A $58.3 million tax increment financing plan for a West Baltimore Poppleton apartment and retail complex moved further through city government Wednesday, with the Board of Estimates signing off on a trio of ordinances to establish it.

Now that it’s passed the city spending panel, the TIF goes back to City Council for consideration. It’s set to be debated June 15, said Lester Davis, spokesman for council President Bernard C. “Jack” Young.

The TIF would use city-backed bonds to pay for infrastructure improvements around the massive project, planned to eventually span 1,600 apartments and 150,000 square feet of retail space. Those bonds would then be repaid with tax revenue from the buildings.

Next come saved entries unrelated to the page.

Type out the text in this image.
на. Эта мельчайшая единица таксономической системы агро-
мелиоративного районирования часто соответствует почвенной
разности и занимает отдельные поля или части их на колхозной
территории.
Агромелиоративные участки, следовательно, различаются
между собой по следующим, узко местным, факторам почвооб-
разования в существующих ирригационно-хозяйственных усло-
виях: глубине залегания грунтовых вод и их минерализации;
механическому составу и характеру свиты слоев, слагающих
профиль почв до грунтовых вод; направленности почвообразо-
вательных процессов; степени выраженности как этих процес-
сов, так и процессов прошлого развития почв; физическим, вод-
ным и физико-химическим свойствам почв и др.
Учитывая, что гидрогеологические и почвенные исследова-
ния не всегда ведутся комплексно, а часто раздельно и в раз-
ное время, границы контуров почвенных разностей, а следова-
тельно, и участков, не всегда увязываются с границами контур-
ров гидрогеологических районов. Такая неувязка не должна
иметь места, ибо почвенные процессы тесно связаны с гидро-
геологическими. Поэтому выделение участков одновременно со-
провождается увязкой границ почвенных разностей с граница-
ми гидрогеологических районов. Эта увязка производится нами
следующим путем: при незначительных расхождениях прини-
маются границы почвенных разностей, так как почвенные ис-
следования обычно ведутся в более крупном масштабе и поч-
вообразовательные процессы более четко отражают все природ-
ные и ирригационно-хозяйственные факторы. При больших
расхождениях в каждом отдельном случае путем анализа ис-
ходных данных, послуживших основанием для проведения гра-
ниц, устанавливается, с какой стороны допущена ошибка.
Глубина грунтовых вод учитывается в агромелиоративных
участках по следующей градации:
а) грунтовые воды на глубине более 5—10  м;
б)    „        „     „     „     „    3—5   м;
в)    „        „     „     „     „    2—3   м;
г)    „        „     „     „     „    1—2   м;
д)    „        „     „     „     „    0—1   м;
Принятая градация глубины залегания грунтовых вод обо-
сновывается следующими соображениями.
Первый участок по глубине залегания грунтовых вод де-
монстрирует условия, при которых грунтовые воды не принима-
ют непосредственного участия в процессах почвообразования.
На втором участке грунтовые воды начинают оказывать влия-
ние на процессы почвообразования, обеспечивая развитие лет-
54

The development was planned as a four-phase, $458 million housing development in the Poppleton neighborhood just west of the University of Maryland BioPark. While its New York-based developer, La Cité Development, has said it wanted to start building the first phase of the project by the end of 2015, all construction phases aren’t planned for completion until 2030 at the earliest. The first phase was planned to total 257 apartments and 19,000 square feet of retail space at a cost of about $72.8 million. It was set to make use of $8.5 million in TIF money.

Several city officials have raised questions in the past over the project. In April, city finance board chairman Larry I. Silverstein questioned the combination of the project’s scale and developer’s experience. More recently, City Councilman Carl Stokes said he would rather to pay for the project’s infrastructure through Baltimore’s capital budget instead of debt.

If the ordinances establishing the TIF pass City Council June 15, they will go to Mayor Stephanie Rawlings-Blake for approval. She spoke in favor of the TIF arrangement Wednesday.